Skip to main content

Administrating MarkLogic Server

Statistical Assignment Policy

The statistical policy does not map a URI to a forest. Instead, each forest keeps track of how many documents it has and broadcasts that information to the other forests through heartbeats. The rebalancer then moves documents from the forests that have the most documents to the forests that have the least number of documents. When a new forest is added, the statistical policy moves the least number of documents to get to a balanced state. All forests don't have to have the exact same amount of documents for a database to be considered “balanced.”

For example, as shown in the figure below, a new forest, ForestD, is added to the database that already has three forests: ForestA, ForestB, and ForestC, each contains 400 documents. Each of the existing forests move 100 documents to the new forest, ForestD.
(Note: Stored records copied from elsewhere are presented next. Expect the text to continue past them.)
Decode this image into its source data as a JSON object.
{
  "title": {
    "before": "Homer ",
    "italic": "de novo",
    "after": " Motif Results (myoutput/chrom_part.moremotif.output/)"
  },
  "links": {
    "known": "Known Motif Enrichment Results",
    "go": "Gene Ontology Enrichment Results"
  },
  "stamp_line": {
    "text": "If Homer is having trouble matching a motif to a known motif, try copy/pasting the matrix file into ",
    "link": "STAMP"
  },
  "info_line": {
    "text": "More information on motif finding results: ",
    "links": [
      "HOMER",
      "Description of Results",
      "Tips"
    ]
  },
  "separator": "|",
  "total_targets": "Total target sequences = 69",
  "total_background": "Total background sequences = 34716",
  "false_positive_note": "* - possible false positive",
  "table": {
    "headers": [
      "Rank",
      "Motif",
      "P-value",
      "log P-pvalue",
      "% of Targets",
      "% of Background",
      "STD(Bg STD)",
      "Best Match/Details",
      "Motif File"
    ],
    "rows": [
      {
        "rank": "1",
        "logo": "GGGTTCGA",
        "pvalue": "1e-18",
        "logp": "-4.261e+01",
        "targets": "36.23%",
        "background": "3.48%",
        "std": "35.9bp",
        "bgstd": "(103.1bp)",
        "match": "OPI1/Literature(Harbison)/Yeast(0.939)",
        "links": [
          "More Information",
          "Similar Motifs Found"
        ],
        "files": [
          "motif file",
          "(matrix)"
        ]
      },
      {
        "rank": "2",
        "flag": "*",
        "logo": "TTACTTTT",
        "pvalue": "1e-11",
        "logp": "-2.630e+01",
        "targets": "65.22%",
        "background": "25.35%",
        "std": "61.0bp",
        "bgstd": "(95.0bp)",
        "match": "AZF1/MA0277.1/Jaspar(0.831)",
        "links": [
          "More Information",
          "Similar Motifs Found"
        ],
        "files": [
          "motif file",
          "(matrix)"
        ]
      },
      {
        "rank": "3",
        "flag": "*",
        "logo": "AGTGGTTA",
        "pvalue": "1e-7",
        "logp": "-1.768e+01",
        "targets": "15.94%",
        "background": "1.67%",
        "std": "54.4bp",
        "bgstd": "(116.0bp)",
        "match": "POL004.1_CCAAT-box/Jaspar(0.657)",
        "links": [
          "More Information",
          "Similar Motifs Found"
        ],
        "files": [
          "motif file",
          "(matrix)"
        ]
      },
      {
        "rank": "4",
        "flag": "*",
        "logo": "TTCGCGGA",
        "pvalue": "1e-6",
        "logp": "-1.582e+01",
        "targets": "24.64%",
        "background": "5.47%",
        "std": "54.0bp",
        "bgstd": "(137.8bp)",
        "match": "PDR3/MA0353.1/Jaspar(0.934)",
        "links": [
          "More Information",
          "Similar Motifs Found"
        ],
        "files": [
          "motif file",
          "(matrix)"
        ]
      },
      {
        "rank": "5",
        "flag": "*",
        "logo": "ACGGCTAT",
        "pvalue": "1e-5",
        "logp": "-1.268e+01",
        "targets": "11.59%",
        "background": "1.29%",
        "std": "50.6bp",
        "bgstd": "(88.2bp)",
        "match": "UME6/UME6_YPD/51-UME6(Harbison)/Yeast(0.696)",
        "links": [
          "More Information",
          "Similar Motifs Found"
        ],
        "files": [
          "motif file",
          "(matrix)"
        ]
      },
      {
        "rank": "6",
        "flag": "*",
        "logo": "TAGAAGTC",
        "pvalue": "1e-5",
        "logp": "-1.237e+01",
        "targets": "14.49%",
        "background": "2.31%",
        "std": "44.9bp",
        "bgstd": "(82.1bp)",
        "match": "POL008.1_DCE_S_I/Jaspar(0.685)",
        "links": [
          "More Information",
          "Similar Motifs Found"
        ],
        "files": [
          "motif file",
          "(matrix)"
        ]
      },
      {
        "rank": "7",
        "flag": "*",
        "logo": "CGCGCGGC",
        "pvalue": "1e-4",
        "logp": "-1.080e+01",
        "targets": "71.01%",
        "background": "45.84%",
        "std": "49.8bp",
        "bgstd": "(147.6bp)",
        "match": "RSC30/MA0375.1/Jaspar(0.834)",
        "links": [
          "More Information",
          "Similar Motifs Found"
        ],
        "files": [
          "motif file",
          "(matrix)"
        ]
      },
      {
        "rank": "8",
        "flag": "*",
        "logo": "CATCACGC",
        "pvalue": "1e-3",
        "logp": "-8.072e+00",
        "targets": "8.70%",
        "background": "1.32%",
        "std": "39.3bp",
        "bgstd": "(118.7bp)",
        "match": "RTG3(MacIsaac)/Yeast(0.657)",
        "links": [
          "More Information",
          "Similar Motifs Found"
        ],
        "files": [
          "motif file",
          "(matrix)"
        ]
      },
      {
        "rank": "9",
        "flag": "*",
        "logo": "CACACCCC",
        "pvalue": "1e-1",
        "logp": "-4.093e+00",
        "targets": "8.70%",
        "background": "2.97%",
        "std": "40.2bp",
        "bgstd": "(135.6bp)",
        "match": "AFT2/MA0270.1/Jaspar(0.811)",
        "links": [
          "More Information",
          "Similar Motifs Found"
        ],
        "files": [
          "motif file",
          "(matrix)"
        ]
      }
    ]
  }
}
Figure showing a new forest, ForestD, added to the database that already has three forests: ForestA, ForestB, and ForestC, each contains 400 documents. Each of the existing forests move 100 documents to the new forest, ForestD.

Note

The number of documents in above example is used for the purposes of illustrating the behavior of the rebalancer when the statistical policy is set. In practice, it is inefficient to move such a small number of documents between forests. Typically, you will not see any significant rebalancing of documents between forests until the number of documents in the database exceeds 100,000.

If your database is balanced (the document count on each forest is roughly the same), setting the assignment policy to statistical will not trigger major data movement and any new inserts from then on will be automatically balanced across the forests.